When your daily activities are in concert with your highest priorities, you have a credible claim to inner peace. – Hyrum Smith


4/24/12

Under construction


Parker and Maddie were recently having issues with pestering and tattling.  I decided to reach into my old counseling bag of tricks and pull out a discipline technique based on the book, 1-2-3 Magic.  The idea is that when a child misbehaves, you calmly state, "That's a 1."  If it continues, "That's a 2."  If the child persists, "That's a 3; you are in time out." 

It's pretty effective with small children, providing you are consistent, calm, cool, collected (all of which I am not).  I decided to modify this approach, as my children seem to be unfazed by time-outs these days.  Instead, if I reach a 3, they lose all sugar for the day.  Did I mention they were sugarholics? 

I have only reached 3 once.  However, I get to 2 many, many times throughout the day.  You see, you can't catch them misbehaving at 9am, count it as a "1" and then see another problem behavior at 11am and count it as a "2."  There is a grace period during which they can return to a zero (usually about 15 minutes).   

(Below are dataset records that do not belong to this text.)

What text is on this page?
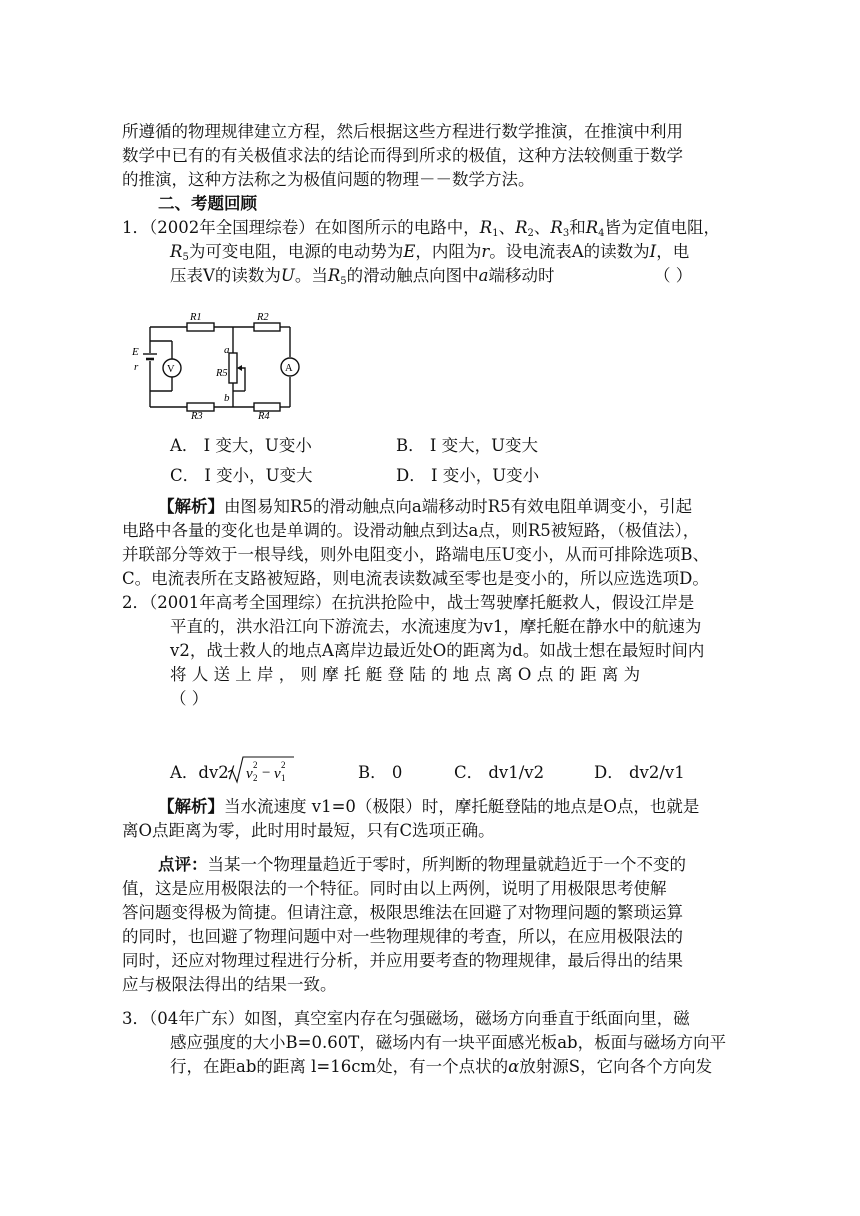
所遵循的物理规律建立方程，然后根据这些方程进行数学推演，在推演中利用
数学中已有的有关极值求法的结论而得到所求的极值，这种方法较侧重于数学
的推演，这种方法称之为极值问题的物理－－数学方法。
二、考题回顾
1．（2002年全国理综卷）在如图所示的电路中，$R_1$、$R_2$、$R_3$和$R_4$皆为定值电阻，
$R_5$为可变电阻，电源的电动势为E，内阻为r。设电流表A的读数为I，电
压表V的读数为U。当$R_5$的滑动触点向图中a端移动时	（ ）
R1	R2
R3	R4
R5
E
r	V	A
a
b
A． I 变大，U变小	B． I 变大，U变大
C． I 变小，U变大	D． I 变小，U变小
【解析】由图易知R5的滑动触点向a端移动时R5有效电阻单调变小，引起
电路中各量的变化也是单调的。设滑动触点到达a点，则R5被短路，（极值法），
并联部分等效于一根导线，则外电阻变小，路端电压U变小，从而可排除选项B、
C。电流表所在支路被短路，则电流表读数减至零也是变小的，所以应选选项D。
2．（2001年高考全国理综）在抗洪抢险中，战士驾驶摩托艇救人，假设江岸是
平直的，洪水沿江向下游流去，水流速度为v1，摩托艇在静水中的航速为
v2，战士救人的地点A离岸边最近处O的距离为d。如战士想在最短时间内
将 人 送 上 岸 ， 则 摩 托 艇 登 陆 的 地 点 离 O 点 的 距 离 为
（ ）
A．dv2/ v 2
2 − v 1
2	B． 0	C． dv1/v2	D． dv2/v1
【解析】当水流速度 v1=0（极限）时，摩托艇登陆的地点是O点，也就是
离O点距离为零，此时用时最短，只有C选项正确。
点评：当某一个物理量趋近于零时，所判断的物理量就趋近于一个不变的
值，这是应用极限法的一个特征。同时由以上两例，说明了用极限思考使解
答问题变得极为简捷。但请注意，极限思维法在回避了对物理问题的繁琐运算
的同时，也回避了物理问题中对一些物理规律的考查，所以，在应用极限法的
同时，还应对物理过程进行分析，并应用要考查的物理规律，最后得出的结果
应与极限法得出的结果一致。
3．（04年广东）如图，真空室内存在匀强磁场，磁场方向垂直于纸面向里，磁
感应强度的大小B=0.60T，磁场内有一块平面感光板ab，板面与磁场方向平
行，在距ab的距离 l=16cm处，有一个点状的α放射源S，它向各个方向发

They have had difficulty with this grace period.  They have no issue when it applies to their own situation, but when grace is given to a sibling, oh, the injustice of it all!

Sometimes I will overhear them arguing in the living room when I am in the kitchen.  Maddie will call, "Mommy!  Parker just got a 2!  Tell him he got a 2!"  I have to remind them that I am the only Master Counter in this house [cue the malicious, power-hungry laughter].  I listen to Maddie's argument and then ask her to identify her own role in the problem.  What did you do?  Nuh-fing!

Oh, how this reminds me of my own condition!  I keep coming across the same bible passage from Jesus' sermon on the mount:

Matthew 7:3-5
“Why do you look at the speck of sawdust in your brother’s eye and pay no attention to the plank in your own eye?  How can you say to your brother, ‘Let me take the speck out of your eye,’ when all the time there is a plank in your own eye?  You hypocrite, first take the plank out of your own eye, and then you will see clearly to remove the speck from your brother’s eye."  

At first, I assumed this wonderful passage was given to me as a teaching tool for the kids...I mean, it even says "brother," right?  Then it hit me.  It was for me.  Uggghhh.

Just 2 Sundays ago, I was listening to a wonderful sermon and thinking so-and-so could really stand to hear this; I'll have to send her the link.  Then it hit me again.  Why don't you listen up and pay attention and see what God wants you to hear and change today? 

It just keeps hitting me from all sides.  Speaking of planks, I feel like I am under construction here.  God uses a still, small voice for some, but then there are people like me, thick-headed, stubborn, hypocritical, and just plain critical.  For me, he has to bang me in the head a few times before I really get it.  Well, Lord, I think I have it...for today.